El sistema para seleccionar la fase a jugar durante la ronda es también muy ingenioso: en secreto, cada jugador lanza sus dados y ordena el resultado de la tirada bajo una tarjeta que contiene las cinco fases del juego, haciendo coincidir cada dado con la fase que ha obtenido. Luego, cada jugador elige uno de los dados y lo coloca en la fase que quiere realizar (aunque no coincidan) y después puede utilizar los efectos que le permita redistribuir dados. Los jugadores revelan entonces la configuración de sus dados: sólo se jugarán las fases elegidas y se podrán utilizar en cada fase todos los dados que hayas colocado bajo ella.

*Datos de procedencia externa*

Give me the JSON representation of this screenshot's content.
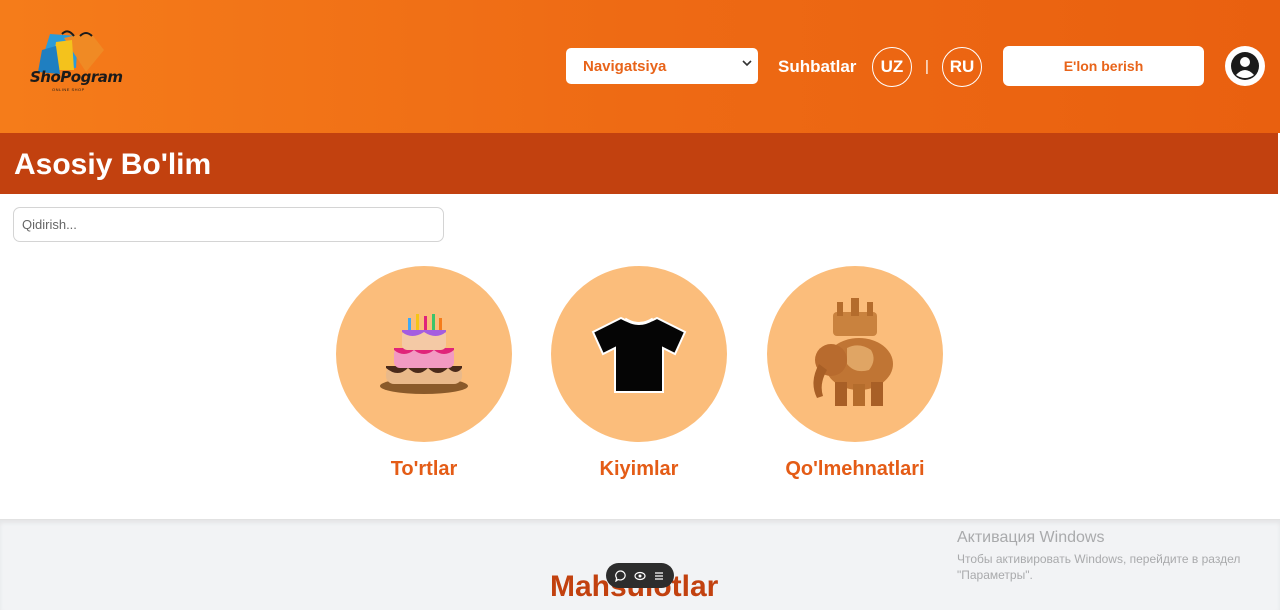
{
  "header": {
    "logo_text": "ShoPogram",
    "logo_subtext": "ONLINE SHOP",
    "nav_select_value": "Navigatsiya",
    "chats_label": "Suhbatlar",
    "lang_uz": "UZ",
    "lang_separator": "|",
    "lang_ru": "RU",
    "post_ad_label": "E'lon berish",
    "profile_icon": "user-circle-icon"
  },
  "section": {
    "title": "Asosiy Bo'lim"
  },
  "search": {
    "placeholder": "Qidirish..."
  },
  "categories": [
    {
      "label": "To'rtlar",
      "icon": "cake-icon"
    },
    {
      "label": "Kiyimlar",
      "icon": "tshirt-icon"
    },
    {
      "label": "Qo'lmehnatlari",
      "icon": "elephant-statue-icon"
    }
  ],
  "products": {
    "title": "Mahsulotlar"
  },
  "float_toolbar": {
    "icons": [
      "chat-icon",
      "eye-icon",
      "menu-icon"
    ]
  },
  "windows_watermark": {
    "title": "Активация Windows",
    "line1": "Чтобы активировать Windows, перейдите в раздел",
    "line2": "\"Параметры\"."
  },
  "colors": {
    "header_orange": "#f07018",
    "section_bar": "#c2410f",
    "category_circle": "#fbbd7b",
    "category_label": "#e45c16"
  }
}
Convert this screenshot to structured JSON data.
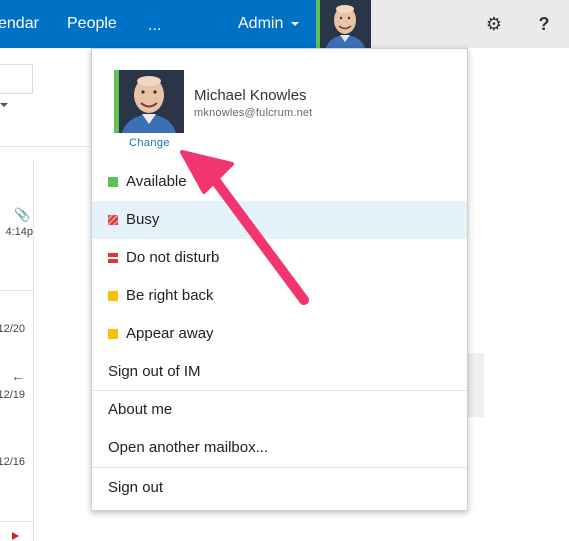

Si un jugador elige una fase en la que tú no tienes dados no podrás realizar nada en esa fase.

Con esta configuración de dados jugarás la fase 3 de producción usando dos dados (rojo y amarillo) y, si otro jugador elige la 1, la 4 o la 5, podrás utilizar los dados asignados a esas fases.

Pero hay otros muchos aciertos en el diseño de este juego:

  • El uso de los dados hace que las acciones no sean tan inmediatas ya que los desarrollos y los planetas no se construyen hasta que alcanzan un número de dados igual a su coste, lo que permite intuir cuales serán las acciones de los jugadores.
  • Al explorar se cogen losetas de una bolsa que tienen un planeta y un desarrollo en cada cara, así que tú eliges con qué cara te quedas.
  • Y otro detalle que me gusta mucho es el “cuartel general” con el que organizas a tus trabajadores que están ocupados en los desarrollos, en colonizar planetas o que, simplemente se encuentran sin tareas en ese momento. ¡A estos últimos hay que pagarles para que vuelvan al cubilete!

pic2583148_lgUn “cuartel general” con un planeta sin colonizar, dos trabajadores ocupados en llevar a cabo un desarrollo y otro en paro.

En definitiva, dos juegos muy diferentes y ambos muy recomendables; yo tengo los dos y no me canso de jugar a ellos. Si os pica la curiosidad os recomiendo que pinchéis sobre sus nombres en el artículo, os llevarán a sus respectivas páginas de la Board Game Geek donde encontraréis fotos, reglas y comentarios de otros jugadores.